Education remains essentially a local matter. Accordingly, the local board could grant or deny a request such as petitioner’s. Instead of denying her petition outright, the local board took a more considered approach, basing its decision on petitioner’s job performance. This, I submit, was a reasonable decision, well within the local board’s prerogatives. The mere fact that the local board may have followed a different practice in other cases is not dispositive. A reasonable practice does not become unreasonable merely because it is new.
The record reflects that petitioner was a difficult employee. Her supervisor’s performance evaluation indicated her “reluctance to cooperate.” The assistant superintendent confirmed to the local board that petitioner’s “attitude is terrible.”
*310Confronted with this evidence, the State Board ruled that it was
discretionary on the part of the [local] board whether to agree to a requested rescission and modification thereof.
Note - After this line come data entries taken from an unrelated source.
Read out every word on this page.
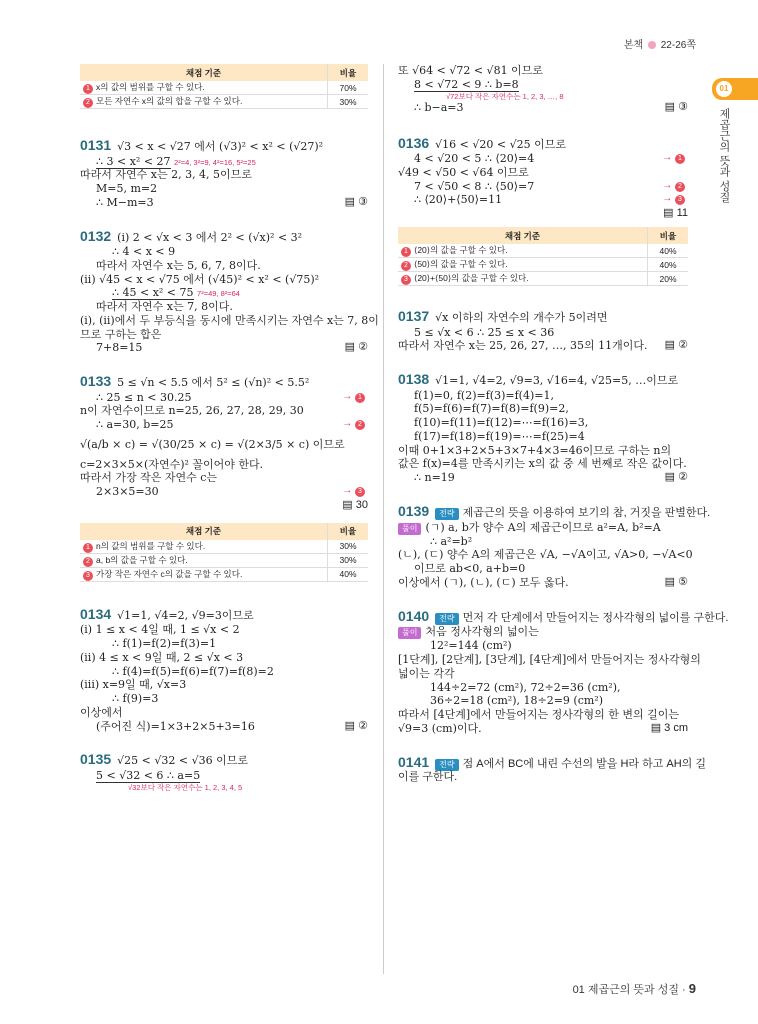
본책 22-26쪽
01
제곱근의 뜻과 성질
채점 기준	비율
1 x의 값의 범위를 구할 수 있다.	70%
2 모든 자연수 x의 값의 합을 구할 수 있다.	30%
0131 √3 < x < √27 에서 (√3)² < x² < (√27)²
∴ 3 < x² < 27 2²=4, 3²=9, 4²=16, 5²=25
따라서 자연수 x는 2, 3, 4, 5이므로
M=5, m=2
∴ M−m=3	▤ ③
0132 (i) 2 < √x < 3 에서 2² < (√x)² < 3²
∴ 4 < x < 9
따라서 자연수 x는 5, 6, 7, 8이다.
(ii) √45 < x < √75 에서 (√45)² < x² < (√75)²
∴ 45 < x² < 75 7²=49, 8²=64
따라서 자연수 x는 7, 8이다.
(i), (ii)에서 두 부등식을 동시에 만족시키는 자연수 x는 7, 8이
므로 구하는 합은
7+8=15	▤ ②
0133 5 ≤ √n < 5.5 에서 5² ≤ (√n)² < 5.5²
∴ 25 ≤ n < 30.25	→ 1
n이 자연수이므로 n=25, 26, 27, 28, 29, 30
∴ a=30, b=25	→ 2
√(a/b × c) = √(30/25 × c) = √(2×3/5 × c) 이므로
c=2×3×5×(자연수)² 꼴이어야 한다.
따라서 가장 작은 자연수 c는
2×3×5=30	→ 3
▤ 30
채점 기준	비율
1 n의 값의 범위를 구할 수 있다.	30%
2 a, b의 값을 구할 수 있다.	30%
3 가장 작은 자연수 c의 값을 구할 수 있다.	40%
0134 √1=1, √4=2, √9=3이므로
(i) 1 ≤ x < 4일 때, 1 ≤ √x < 2
∴ f(1)=f(2)=f(3)=1
(ii) 4 ≤ x < 9일 때, 2 ≤ √x < 3
∴ f(4)=f(5)=f(6)=f(7)=f(8)=2
(iii) x=9일 때, √x=3
∴ f(9)=3
이상에서
(주어진 식)=1×3+2×5+3=16	▤ ②
0135 √25 < √32 < √36 이므로
5 < √32 < 6 ∴ a=5
√32보다 작은 자연수는 1, 2, 3, 4, 5
또 √64 < √72 < √81 이므로
8 < √72 < 9 ∴ b=8
√72보다 작은 자연수는 1, 2, 3, …, 8
∴ b−a=3	▤ ③
0136 √16 < √20 < √25 이므로
4 < √20 < 5 ∴ ⟨20⟩=4	→ 1
√49 < √50 < √64 이므로
7 < √50 < 8 ∴ ⟨50⟩=7	→ 2
∴ ⟨20⟩+⟨50⟩=11	→ 3
▤ 11
채점 기준	비율
1 ⟨20⟩의 값을 구할 수 있다.	40%
2 ⟨50⟩의 값을 구할 수 있다.	40%
3 ⟨20⟩+⟨50⟩의 값을 구할 수 있다.	20%
0137 √x 이하의 자연수의 개수가 5이려면
5 ≤ √x < 6 ∴ 25 ≤ x < 36
따라서 자연수 x는 25, 26, 27, …, 35의 11개이다. ▤ ②
0138 √1=1, √4=2, √9=3, √16=4, √25=5, …이므로
f(1)=0, f(2)=f(3)=f(4)=1,
f(5)=f(6)=f(7)=f(8)=f(9)=2,
f(10)=f(11)=f(12)=⋯=f(16)=3,
f(17)=f(18)=f(19)=⋯=f(25)=4
이때 0+1×3+2×5+3×7+4×3=46이므로 구하는 n의
값은 f(x)=4를 만족시키는 x의 값 중 세 번째로 작은 값이다.
∴ n=19	▤ ②
0139 전략 제곱근의 뜻을 이용하여 보기의 참, 거짓을 판별한다.
풀이 (ㄱ) a, b가 양수 A의 제곱근이므로 a²=A, b²=A
∴ a²=b²
(ㄴ), (ㄷ) 양수 A의 제곱근은 √A, −√A이고, √A>0, −√A<0
이므로 ab<0, a+b=0
이상에서 (ㄱ), (ㄴ), (ㄷ) 모두 옳다.	▤ ⑤
0140 전략 먼저 각 단계에서 만들어지는 정사각형의 넓이를 구한다.
풀이 처음 정사각형의 넓이는
12²=144 (cm²)
[1단계], [2단계], [3단계], [4단계]에서 만들어지는 정사각형의
넓이는 각각
144÷2=72 (cm²), 72÷2=36 (cm²),
36÷2=18 (cm²), 18÷2=9 (cm²)
따라서 [4단계]에서 만들어지는 정사각형의 한 변의 길이는
√9=3 (cm)이다.	▤ 3 cm
0141 전략 점 A에서 BC에 내린 수선의 발을 H라 하고 AH의 길
이를 구한다.
01 제곱근의 뜻과 성질 · 9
To hold otherwise would render meaningless a tendered resignation and a board’s acceptance thereof, as the employee would be free to unilaterally rescind prior to the effective date.
The Appellate Division appropriately deferred to the State Board’s decision; this Court should do the same. I would affirm the judgment of the Appellate Division upholding the decision of the State Board of Education.
Justices CLIFFORD and O’HERN join in this opinion.
For reversal and remandment — Chief Justice WILENTZ, and Justices HANDLER, GARIBALDI and STEIN — 4.
For affirmance — Justices CLIFFORD, POLLOCK and O’HERN — 3.